March sales are off the charts for online retailer Black Rifle Coffee, says Chris Omer, vice president of information technology.
“We did better this March than we did in November 2019 and that’s incredible,” says Omer, noting that large sales days, like Black Friday, are in November.
Sales are up roughly 30% year over year, Omer says. The reason is likely a result of the coronavirus pandemic, he says. With more consumers staying at home, they’re drinking more coffee in their home, he says. A typical consumer may have had a cup of coffee at home and then drank a few more at the office or from a cafe. With many more consumers working at home, those office and cafe coffee cups are now consumed at home, meaning shoppers need to buy more coffee to keep their pantry stocked, he says.
Plus, with more shoppers avoiding going out in public, they are turning to ecommerce to purchase products, including coffee, which could be another reason its sales are up, Omer says.
Besides just one-off sales, Black Rifle has also noticed an increase in its subscriptions program, as more consumers want a regular shipment, Omer says. Black Rifle’s Coffee Club now has more than 100,000 members, up from just 85,000 a few weeks ago, says Eric Best, CEO and founder of data management platform SoundCommerce, a vendor Black Rifle Coffee uses. This is a big deal, as a subscriber has a much higher customer lifetime value than a non-subscriber, Best says.
While an increase in sales is great news for the brand, the retailer had to be sure it made the necessary adjustments to its business so it could keep up. For example, an increase in demand meant it had to increase its inventory, both to keep up with current sales and build it up to keep pace with future demand.
Black Rifle Coffee (No. 1471 in the 2019 Digital Commerce 360 Next 1000) uses SoundCommerce to help forecast the right inventory levels it needs for its products. The retailer has several of its software systems flow through SoundCommerce, such as its ecommerce platform, customer relationship management platform, its enterprise resource platform and its order management system, so it can see how the data from all of these systems impact one another, Omer says.
Black Rifle also made adjustments in its manufacturing facility to ensure its employees’ health and safety during the coronavirus pandemic. Typically, it has two shifts—a morning and an afternoon shift—in the warehouse that overlap in the middle. Now, those shifts no longer overlap so the retailer can fully sanitize the facility between shifts and minimize contact with others, Omer says.

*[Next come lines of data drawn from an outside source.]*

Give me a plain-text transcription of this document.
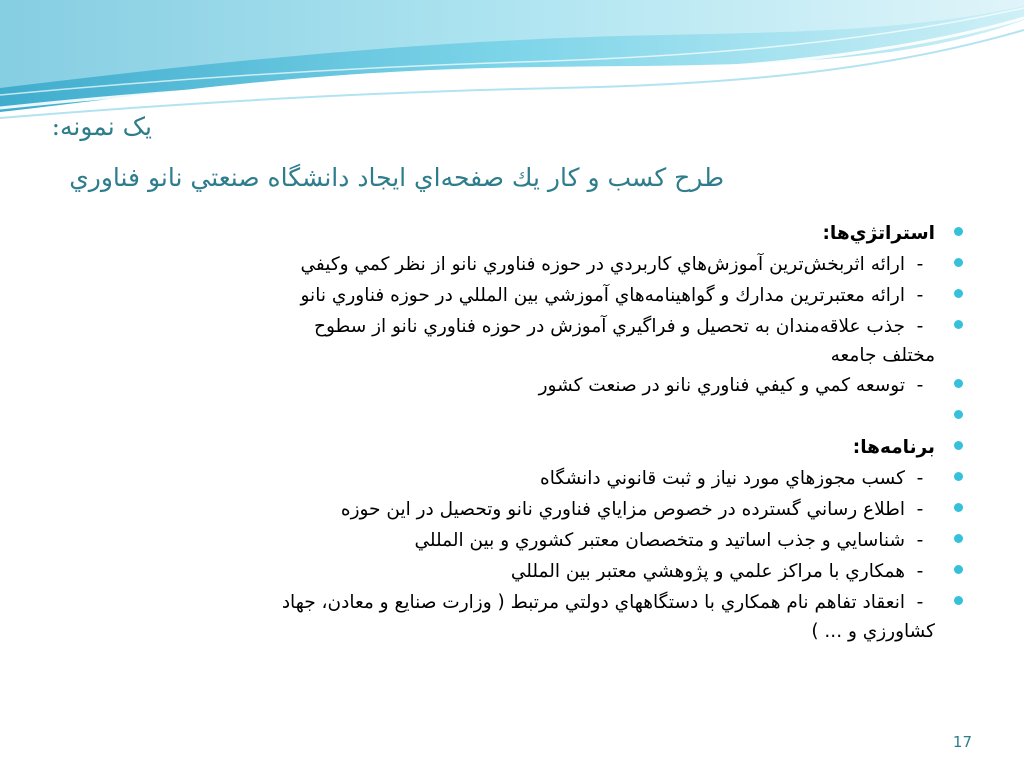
یک نمونه:
طرح کسب و کار يك صفحه‌اي ايجاد دانشگاه صنعتي نانو فناوري
استراتژي‌ها:
-ارائه اثربخش‌ترين آموزش‌هاي كاربردي در حوزه فناوري نانو از نظر كمي وكيفي
-ارائه معتبرترين مدارك و گواهينامه‌هاي آموزشي بين المللي در حوزه فناوري نانو
-جذب علاقه‌مندان به تحصيل و فراگيري آموزش در حوزه فناوري نانو از سطوح
مختلف جامعه
-توسعه كمي و كيفي فناوري نانو در صنعت كشور
برنامه‌ها:
-كسب مجوزهاي مورد نياز و ثبت قانوني دانشگاه
-اطلاع رساني گسترده در خصوص مزاياي فناوري نانو وتحصيل در اين حوزه
-شناسايي و جذب اساتيد و متخصصان معتبر كشوري و بين المللي
-همكاري با مراكز علمي و پژوهشي معتبر بين المللي
-انعقاد تفاهم نام همكاري با دستگاههاي دولتي مرتبط ( وزارت صنايع و معادن، جهاد
كشاورزي و ... )
17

The retailer also has had to come up with contingency plans in case its third-party logistic provider (3PL) ceases shipping. While this has not been the case yet, the retailer must prepare for the possibility that someone in that facility develops the COVID-19 disease, causing the shipper to close temporarily. Right now, its 3PL ships most of Black Rifle’s products, but it is looking into other 3PLs that it could work with, Omer says. Another option would be to ramp up shipping out of its manufacturing facility, which currently only ships a small percentage of orders.
Also, in reaction to the coronavirus, Black Rifle launched a marketing campaign around service. At the end of March, Black Rifle Coffee advertised it would donate as much as 12,000 pounds of coffee to medical professionals.
As a veteran-owned and operated business, patriotism is a part of Black Rifle Coffee’s brand. This campaign fits with that brand image, as medical professionals are the ones that are now putting their lives on the line, says Molly Schweickert, vice president of marketing at the retailer.
The campaign has spurred sales from previous customers who are not frequent buyers and helped Black Rifle Coffee acquire new customers, says Schweickert, who declined to reveal specifics.